The standing passengers looked at one another, puzzlement on their faces.  They were already standing down the full length of the carriage, carefully ignoring the seated passengers, who in turn were hiding their fear that the train would start moving and one of the standers would fall over and land on one of the sitters.  Or worse, several of the sitters, rolling around like a beached walrus, until finally prised off and forced up, backing to a standing position.
“I don’t think we could,” said the man in the doorway, his face flushing with embarrassment at having to point out the obvious truth to the woman.  She pushed on the stroller again, bruising his ankles.
“You don’t think!” she said, her voice smug and a smirk on her face revealing that she thought she was the first person ever to find this comeback.  ‘If you thought, you would have made room for me by now.”
“Why don’t you fold the stroller up?” said another voice from somewhere inside the carriage.  “You’ve said there’s been eight trains, you’ve had plenty of time to fold the stroller up.  Then you wouldn’t need anywhere as much space and you’d be able to get on, wouldn’t you?”
“How dare you!” The little woman was so angry that flecks of white spittle flew from her lips and landed on the stroller.  “How dare you!  I’m entitled, I am!  I should be allowed on the train because I have a stroller with me!  I have a baby!”  She seized the carrier bag hanging ostentatiously from the handle of the stroller and shook it.  “This is a Harrods bag!  That is how much better than all you I am.  I shop at Harrods, and I have a baby and a stroller, and I deserve to be on this train so much more than all of you combined.”

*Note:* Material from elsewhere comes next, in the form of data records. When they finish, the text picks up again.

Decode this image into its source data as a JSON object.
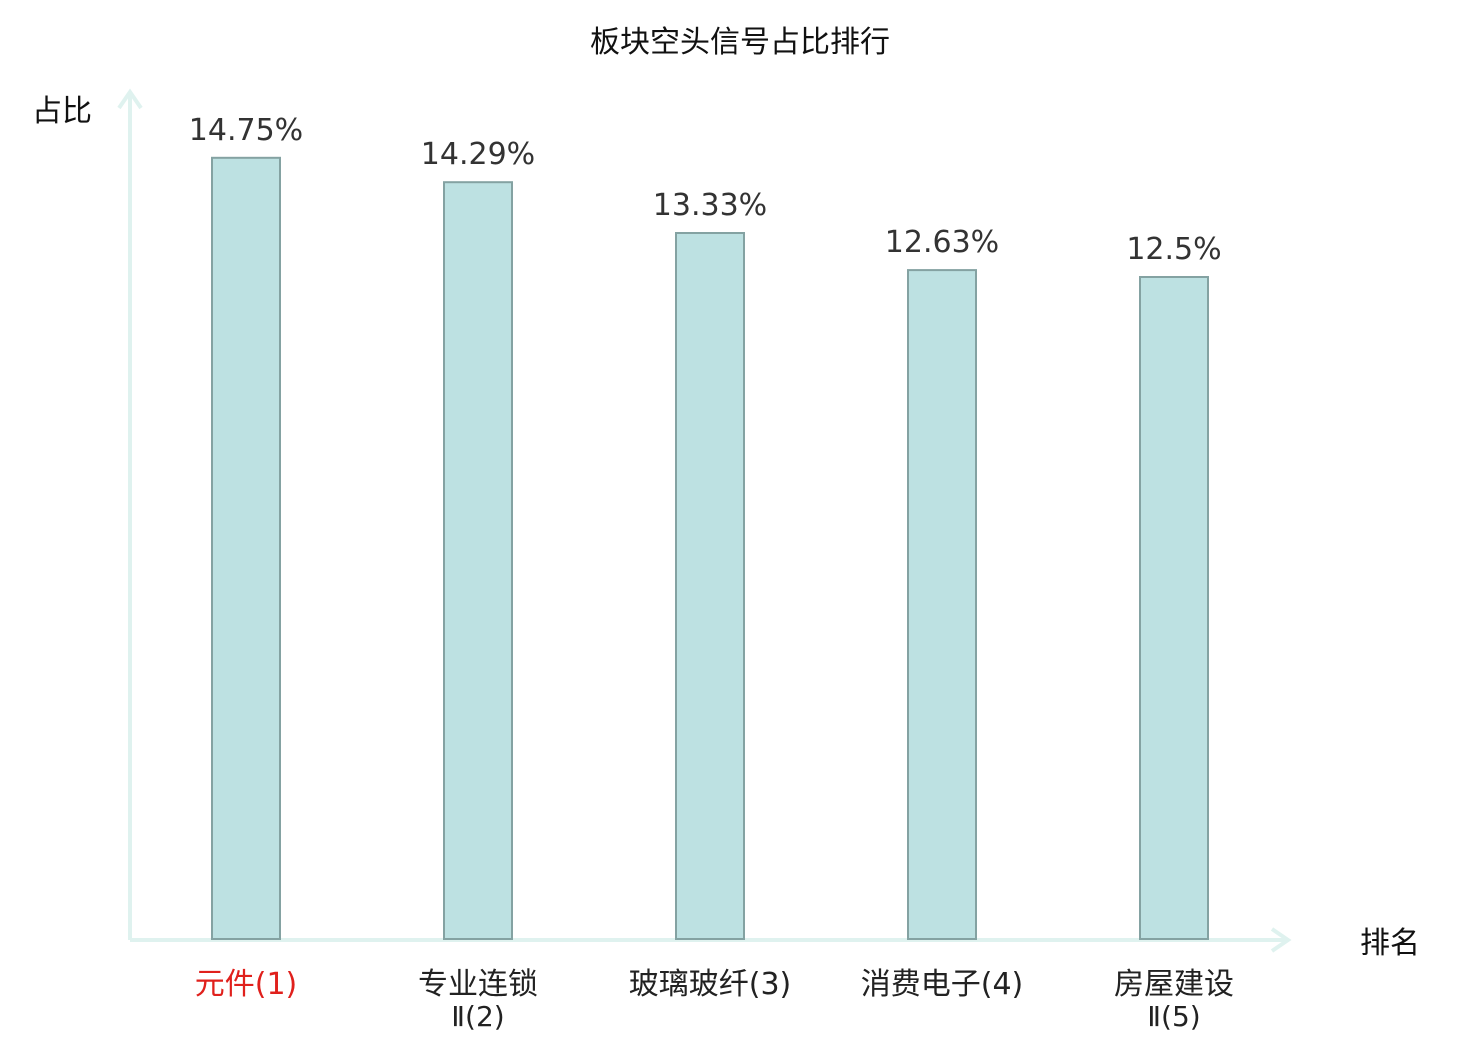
{
  "chart_data": {
    "type": "bar",
    "title": "板块空头信号占比排行",
    "ylabel": "占比",
    "xlabel": "排名",
    "ylim": [
      0,
      16.2
    ],
    "grid": false,
    "categories": [
      {
        "name": "元件",
        "rank": "(1)",
        "name_line2": "",
        "highlight": true
      },
      {
        "name": "专业连锁",
        "rank": "(2)",
        "name_line2": "Ⅱ",
        "highlight": false
      },
      {
        "name": "玻璃玻纤",
        "rank": "(3)",
        "name_line2": "",
        "highlight": false
      },
      {
        "name": "消费电子",
        "rank": "(4)",
        "name_line2": "",
        "highlight": false
      },
      {
        "name": "房屋建设",
        "rank": "(5)",
        "name_line2": "Ⅱ",
        "highlight": false
      }
    ],
    "values": [
      14.75,
      14.29,
      13.33,
      12.63,
      12.5
    ],
    "value_labels": [
      "14.75%",
      "14.29%",
      "13.33%",
      "12.63%",
      "12.5%"
    ]
  },
  "colors": {
    "bar_fill": "#bde1e2",
    "bar_stroke": "#84a2a2",
    "axis": "#dff2ef",
    "highlight_label": "#e0201c",
    "normal_label": "#222222",
    "value_label": "#333333"
  }
}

“Fold the stroller up,” came the voice from within the carriage.  “Then you can stand it next to you and you’ll take up the space of two people instead of six.”
“And where would my baby go?  Should I leave him here on this platform, by himself?  Abandon him?  Is that what you want?”
“Carry the baby?  You have arms, I can see them waving that carrier bag around, so they must work.”
Carry?  Carry the baby?  Do you understand how much work that would be?  Babies are heavy, and then there’s the stroller!  And I have a Harrods bag here with me.  Do you think I should spend my money on things only to leave them behind?”
“Sounds better than leaving the baby behind, but you should make your own mind up,” said the voice within the carriage.  “Get your stroller off this train, stop trying to get on at the very end of the train, fold it up and carry it and the baby and you’ll get on the next one without any trouble.  Make an effort, woman, instead of screaming at the rest of the world to make the effort for you.”
“Eight trains!”
“Nine,” said the voice within the carriage.  “Make someone’s else life a misery, we’ve done nothing to deserve it.”  The carriage doors started to close with an ominous beeping sound, and the recorded voice came over the speaker system.  “Do not obstruct the closing doors.”  The man, bent awkwardly and still red-faced, placed a foot against the stroller and extended his leg, pushing it out of the carriage.  The doors closed, and he pulled his foot back inside just in time.
“Eight trains!” howled the miserable little woman on the platform, raising a fist and shaking it as the train started to move.  “Eight trains!”